Emily Bingham picked the lunch spot for our interview, and the choice of restaurant was smart and shrewd on her part.
We slid into a booth at Wagner’s Pharmacy, a century-old place in Louisville’s South End that has transitioned over the years into a no-frills diner and gift shop. It is located across the street from Churchill Downs, feeding horsemen and racing fans soup and sandwiches and eggs and bacon. The place is a shrine to the sport, and to the Kentucky Derby specifically.
This was the perfect—and perfectly cheeky—location to discuss Bingham’s new book, My Old Kentucky Home: The Astonishing Life and Reckoning of an Iconic American Song. It is an unflinching, brilliantly written study of the song that is synonymous with the Derby—the one that will bring as many as 150,000 horse racing fans to their feet at Churchill on Saturday, many with tears in their eyes, as they boozily sing along to Stephen Foster’s 1853 tune.
How many of those 150,000 know that “My Old Kentucky Home” is steeped in racism? Whitewashed and inauthentically presented as Southern sentimentalism? Packaged as a paean to soft-edged nostalgia, when in reality its lyrics tell a tale of a slave being taken from his family and sold downriver to die on a sugarcane plantation?
It's not just that racist terms for Black people had to be changed to “people” in the latter half of the 20th century, in varying stages by various institutions, to make the singing more palatable. It’s not just the second and third verses, rarely sung, that paint an increasingly bleak picture of a displaced slave’s existence. It’s more than that.
(Excerpt) Read more at si.com ...
They’ve managed to ruin that too. :-(
https://abcnews.go.com/GMA/Style/model-leyna-bloom-sports-illustrateds-1st-transgender-cover/story?id=78942693&msclkid=3a50791fcec511ec899b7a9120f9258a
What a beautiful voice he had. Also, the song has always reminded me of “Uncle Tom’s Cabin,” now I know why. Since Tom was a Christian and faced his trials faithfully, I guess that gives the leftists another reason to hate the story and the song.
Merriam Webster has the gall to define “darky” in their racist dictionary. It, and all other dictionaries, should be banned.
= = =
And remove “N” from the alphabet. More to follow.
Finally, all communication will be Zzz zzzzz z zz zzz (oops, did not capitalize the pronouns).
It is just a matter of time before they put a muzzle on the Statue of Liberty—to make sure she does not say anything racist or put out “disinformation”.
:-(
Instead of hitting on lyrics written to a beautiful tune 170 years ago they should rap about the tuneless lyrics being written today.
GOOD FOR CHURCHILL DOWNS.
History is history.
Everything that is negative that blacks PERCEIVE has happened to them cannot be blamed on a song.
Welfare has allowed millions of layabout persons to proliferate. They cannot take care of themselves & are more demanding than feral cats.

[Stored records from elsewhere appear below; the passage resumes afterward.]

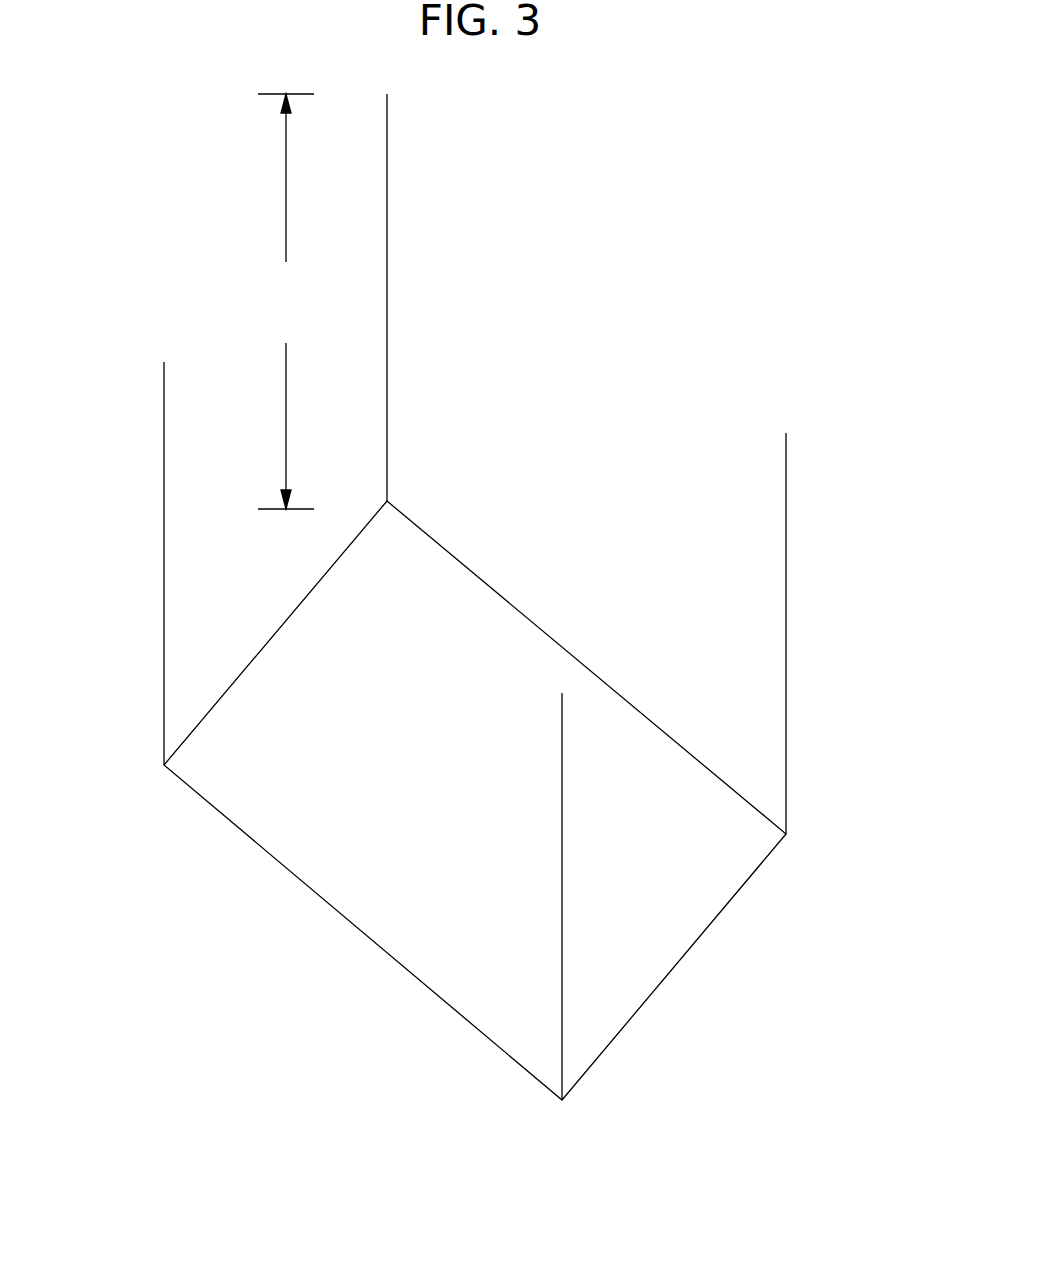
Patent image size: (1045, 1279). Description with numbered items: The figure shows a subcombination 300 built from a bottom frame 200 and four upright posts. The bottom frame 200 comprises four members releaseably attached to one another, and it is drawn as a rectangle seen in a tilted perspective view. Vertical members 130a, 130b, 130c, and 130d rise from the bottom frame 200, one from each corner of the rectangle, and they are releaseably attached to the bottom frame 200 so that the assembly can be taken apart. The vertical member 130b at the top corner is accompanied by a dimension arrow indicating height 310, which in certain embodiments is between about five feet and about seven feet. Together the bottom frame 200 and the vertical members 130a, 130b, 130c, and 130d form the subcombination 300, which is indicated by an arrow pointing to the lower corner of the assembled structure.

The bottom frame 200 is at (360, 932).
The subcombination 300 is at (440, 1115).
The height 310 is at (286, 301).
The vertical member 130a is at (787, 605).
The vertical member 130b is at (388, 312).
The vertical member 130c is at (164, 574).
The vertical member 130d is at (562, 866).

I have a bunch of songs by Sons of the Pioneers. They do a bunch of old traditional songs like “Old Kentucky home”. They use term ‘darkies’ in the several different tunes. I was driving with a friend and one of those came on. He looked at me and asked “did they really just say that”? Yup. says I, the line was “darkie picks the cotton, but white man makes the money”. It was truth, and not prettied up. Of course it was recorded in the 30s or 40s, so kinda predates political correctness.

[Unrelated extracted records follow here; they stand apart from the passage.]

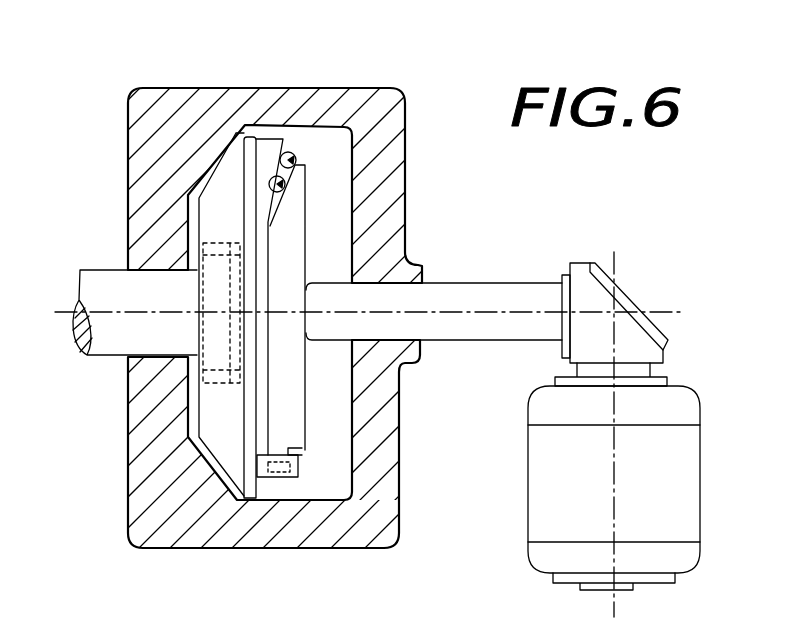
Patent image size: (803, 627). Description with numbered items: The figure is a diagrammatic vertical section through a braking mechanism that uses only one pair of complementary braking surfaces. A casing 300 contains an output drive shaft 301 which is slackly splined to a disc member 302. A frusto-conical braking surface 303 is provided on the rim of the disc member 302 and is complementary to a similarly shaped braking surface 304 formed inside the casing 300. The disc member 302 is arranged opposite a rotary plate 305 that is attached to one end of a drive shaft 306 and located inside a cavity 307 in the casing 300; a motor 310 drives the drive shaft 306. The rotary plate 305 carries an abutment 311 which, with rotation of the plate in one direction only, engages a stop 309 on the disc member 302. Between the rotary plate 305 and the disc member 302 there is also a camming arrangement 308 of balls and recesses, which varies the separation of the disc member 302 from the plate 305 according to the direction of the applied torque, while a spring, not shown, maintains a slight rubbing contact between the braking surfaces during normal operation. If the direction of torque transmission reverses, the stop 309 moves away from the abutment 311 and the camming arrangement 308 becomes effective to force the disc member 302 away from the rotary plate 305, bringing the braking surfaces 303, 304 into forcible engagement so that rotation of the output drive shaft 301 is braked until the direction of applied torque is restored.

The casing 300 is at (377, 468).
The output drive shaft 301 is at (110, 345).
The disc member 302 is at (217, 442).
The frusto-conical braking surface 303 is at (203, 177).
The braking surface 304 is at (218, 152).
The rotary plate 305 is at (290, 409).
The drive shaft 306 is at (433, 298).
The cavity 307 is at (337, 217).
The camming arrangement 308 is at (293, 152).
The stop 309 is at (283, 480).
The motor 310 is at (558, 505).
The abutment 311 is at (300, 452).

It appears to me that Foster wrote a protest song against the injustice of slavery. He used the word “darkies”, which is certainly offensive today, and may very well have been to abolitionists in his time, but it WAS a commonly used word (or worse) by the supporters of slavery.

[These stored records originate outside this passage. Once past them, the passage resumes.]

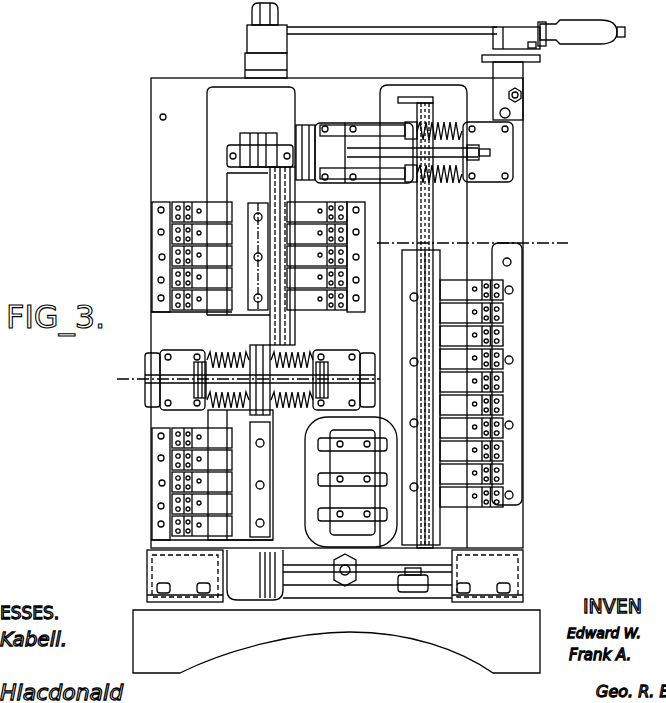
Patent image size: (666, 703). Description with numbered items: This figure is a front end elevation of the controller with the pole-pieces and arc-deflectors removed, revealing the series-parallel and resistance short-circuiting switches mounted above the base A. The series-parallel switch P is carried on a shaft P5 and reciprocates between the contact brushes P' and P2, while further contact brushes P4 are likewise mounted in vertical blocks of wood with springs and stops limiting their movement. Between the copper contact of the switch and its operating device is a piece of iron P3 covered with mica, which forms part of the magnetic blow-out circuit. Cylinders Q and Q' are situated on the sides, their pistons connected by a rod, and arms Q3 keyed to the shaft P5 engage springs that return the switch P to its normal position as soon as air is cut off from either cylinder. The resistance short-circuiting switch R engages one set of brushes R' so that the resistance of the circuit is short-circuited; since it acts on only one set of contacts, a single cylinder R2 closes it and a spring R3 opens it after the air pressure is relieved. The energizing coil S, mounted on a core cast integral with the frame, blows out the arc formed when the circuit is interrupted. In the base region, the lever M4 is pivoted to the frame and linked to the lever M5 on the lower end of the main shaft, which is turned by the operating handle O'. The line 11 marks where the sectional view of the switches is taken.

The base A is at (212, 640).
The operating handle O' is at (581, 52).
The series-parallel switch P is at (235, 201).
The contact brushes P' is at (326, 273).
The contact brushes P2 is at (158, 452).
The piece of iron P3 is at (284, 192).
The contact brushes P4 is at (158, 228).
The shaft P5 is at (227, 166).
The series switch cylinder Q is at (175, 366).
The multiple switch cylinder Q' is at (344, 366).
The arms Q3 is at (258, 352).
The resistance short-circuiting switch R is at (428, 382).
The brushes R' is at (508, 375).
The cylinder R2 is at (345, 126).
The spring R3 is at (455, 118).
The energizing coil S is at (310, 492).
The lever M4 is at (402, 580).
The lever M5 is at (348, 590).
The section line 11 is at (344, 312).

I think of Springsteen’s “Born in the USA” protest song, where he sings “Sent me off to a foreign land, to go kill the yellow man”. Similarly racist language, but it is employed to make the point that the song writer is opposed to it, not in support of it.
Rap is crap, full of misogyny. Where are all the so-called feminists to condemn this garbage?
Let’s just go the absurd since we can beat them there: Ban black people for being black, that’s racist!